The ACCC has concluded Apple’s pay options are more likely to increase competition in banking than hurt it and has rejected an attempt by the big banks to jointly negotiate a deal with the behemoth.
Three of the big four banks and Adelaide have sought ACCC approval to negotiate jointly with Apple but as expected they failed to satisfy the public interest test to make the move.
Apple, which accused the banks of being a “hard-core cartel”, has made clear even if the banks won authorisation it would simply say no, which makes the banks’ attempts at protecting their own patch look even more desperate.
This was a draft decision so the banks have another chance, but of course even if they manage to convince the regulator Apple has already made clear it will show the banks the door if they come as a unit or even individually unless they play by its rules.
The final decision will be issued in March.
The aim of the game for the banks is to protect customers from escaping via an alternative payment system and the banks, with the exception of ANZ, are prepared to go to any lengths possible to avoid losing customer control.
This tells you something about their mindset and explains why there is uproar against the banks, because in this case alone they have demonstrated an extraordinary preparedness to put their own revenues ahead of their customers’ free choice.

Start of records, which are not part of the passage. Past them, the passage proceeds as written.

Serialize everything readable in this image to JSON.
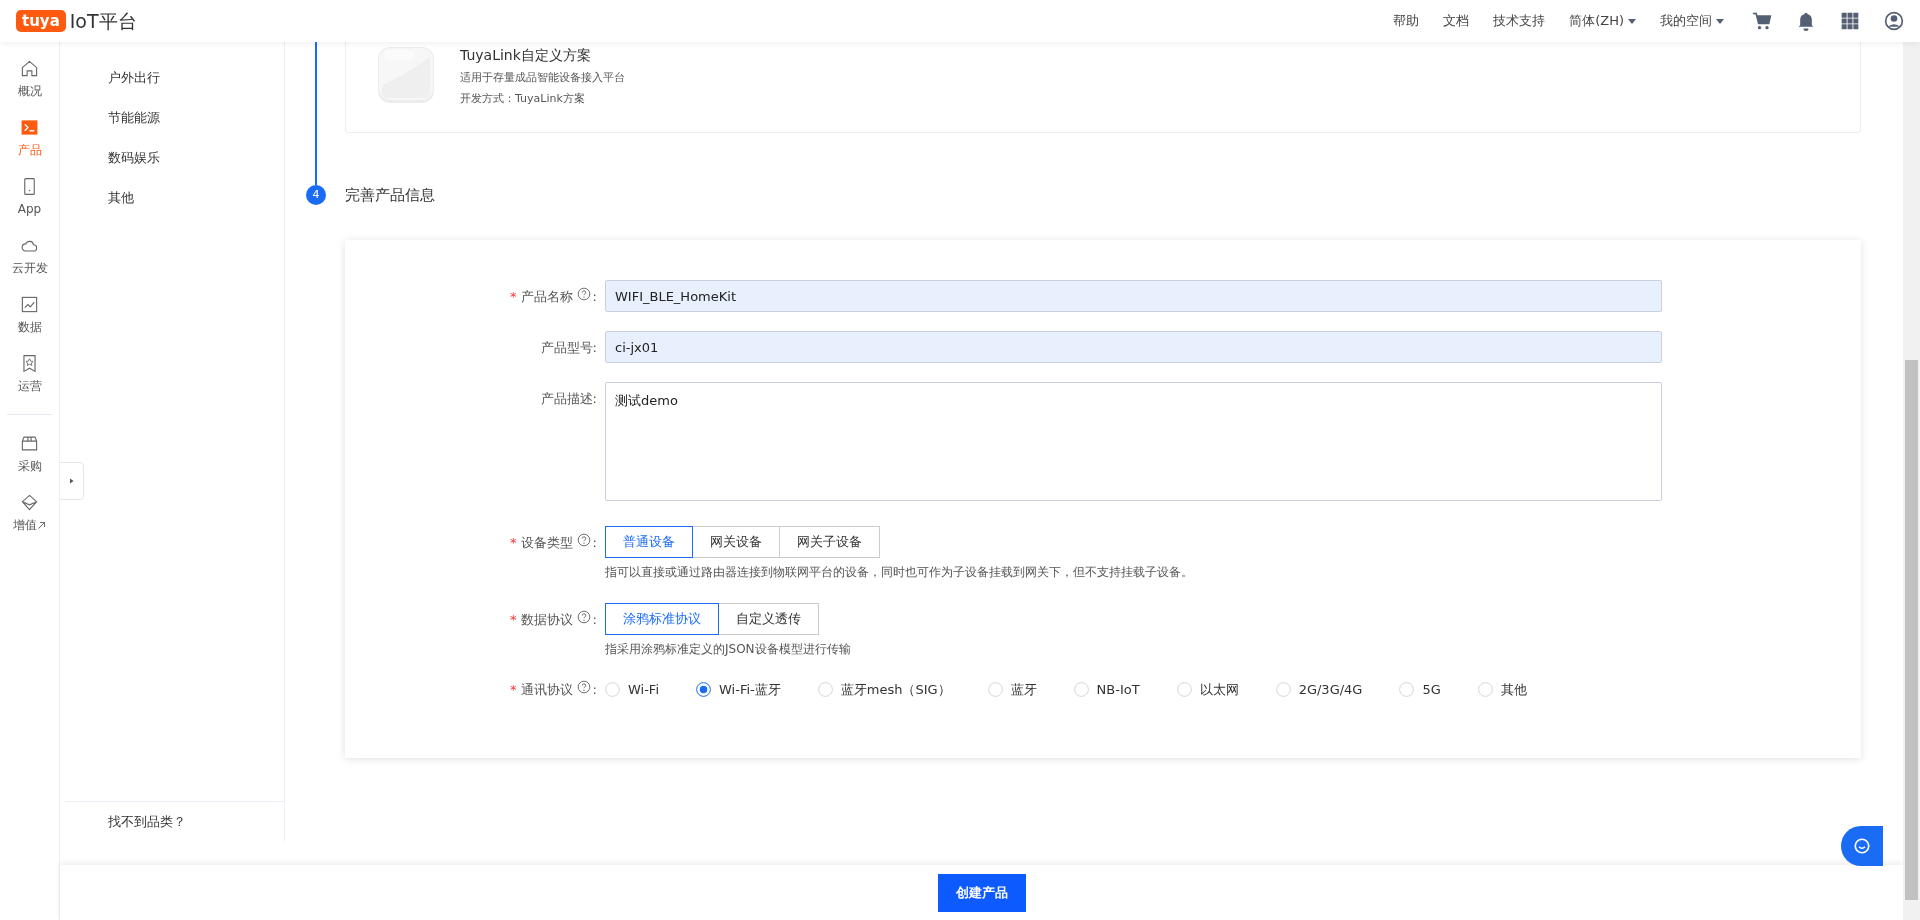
{
  "header": {
    "logo": "tuya",
    "title": "IoT平台",
    "links": [
      {
        "label": "帮助",
        "dropdown": false
      },
      {
        "label": "文档",
        "dropdown": false
      },
      {
        "label": "技术支持",
        "dropdown": false
      },
      {
        "label": "简体(ZH)",
        "dropdown": true
      },
      {
        "label": "我的空间",
        "dropdown": true
      }
    ]
  },
  "rail": {
    "items": [
      {
        "label": "概况",
        "selected": false
      },
      {
        "label": "产品",
        "selected": true
      },
      {
        "label": "App",
        "selected": false
      },
      {
        "label": "云开发",
        "selected": false
      },
      {
        "label": "数据",
        "selected": false
      },
      {
        "label": "运营",
        "selected": false
      }
    ],
    "more_items": [
      {
        "label": "采购",
        "selected": false,
        "external": false
      },
      {
        "label": "增值",
        "selected": false,
        "external": true
      }
    ]
  },
  "categories": {
    "items": [
      {
        "label": "户外出行"
      },
      {
        "label": "节能能源"
      },
      {
        "label": "数码娱乐"
      },
      {
        "label": "其他"
      }
    ],
    "footer": "找不到品类？"
  },
  "scheme_card": {
    "title": "TuyaLink自定义方案",
    "description": "适用于存量成品智能设备接入平台",
    "method": "开发方式：TuyaLink方案"
  },
  "step": {
    "number": "4",
    "title": "完善产品信息"
  },
  "form": {
    "fields": [
      {
        "kind": "text",
        "required_mark": "*",
        "label": "产品名称",
        "help": true,
        "suffix": ":",
        "value": "WIFI_BLE_HomeKit"
      },
      {
        "kind": "text",
        "label": "产品型号:",
        "help": false,
        "value": "ci-jx01"
      },
      {
        "kind": "textarea",
        "label": "产品描述:",
        "help": false,
        "value": "测试demo"
      },
      {
        "kind": "segmented",
        "required_mark": "*",
        "label": "设备类型",
        "help": true,
        "suffix": ":",
        "options": [
          {
            "label": "普通设备",
            "selected": true
          },
          {
            "label": "网关设备",
            "selected": false
          },
          {
            "label": "网关子设备",
            "selected": false
          }
        ],
        "hint": "指可以直接或通过路由器连接到物联网平台的设备，同时也可作为子设备挂载到网关下，但不支持挂载子设备。"
      },
      {
        "kind": "segmented",
        "required_mark": "*",
        "label": "数据协议",
        "help": true,
        "suffix": ":",
        "options": [
          {
            "label": "涂鸦标准协议",
            "selected": true
          },
          {
            "label": "自定义透传",
            "selected": false
          }
        ],
        "hint": "指采用涂鸦标准定义的JSON设备模型进行传输"
      },
      {
        "kind": "radio",
        "required_mark": "*",
        "label": "通讯协议",
        "help": true,
        "suffix": ":",
        "options": [
          {
            "label": "Wi-Fi",
            "selected": false
          },
          {
            "label": "Wi-Fi-蓝牙",
            "selected": true
          },
          {
            "label": "蓝牙mesh（SIG）",
            "selected": false
          },
          {
            "label": "蓝牙",
            "selected": false
          },
          {
            "label": "NB-IoT",
            "selected": false
          },
          {
            "label": "以太网",
            "selected": false
          },
          {
            "label": "2G/3G/4G",
            "selected": false
          },
          {
            "label": "5G",
            "selected": false
          },
          {
            "label": "其他",
            "selected": false
          }
        ]
      }
    ]
  },
  "create_button": "创建产品"
}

They want to put their technology on Apple phones so when you the use a phone as a payment device you go directly to the bank technology and bypass Apple.
ANZ has agreed to play the game the Apple way and in doing so has picked up some 100,000 new customers via Apple.
By letting Apple have some of its interchange fee, ANZ has let its customers choose whatever payments system they want and it seems the move has been a stunning success for the bank.
The other banks note the rival handset manufacturers allow open access, which would benefit everyone.
They have a point, but the main aim is to extend their market power to the new payments technology and question then how competition is encouraged.
Apple has shown with other applications like music it eventually opens the door to competing users like Spotify, which competes with iTunes. It has done the same with fingerprint identification technology and with Google Maps, which compete with Apple Maps on Apple devices.
The point being Apple is competing in the handset market so it too has to be wary of the potential impact of losing customers if they get sick of its closed system.
This is a balancing act but Apple as the owner of the technology gets to set the terms and the banks can’t dictate terms to it.
The banks claim Apple gets a free kick on the payments system because its payments use the system to get to the declared bank.
This movement would come at a cost to the user, which means the banks are compensated.
Apple claims the banks’ move would hurt the security and simplicity of its pay platform.
It notes that 3500 issuers in 12 countries are happy to play by the Apple rules.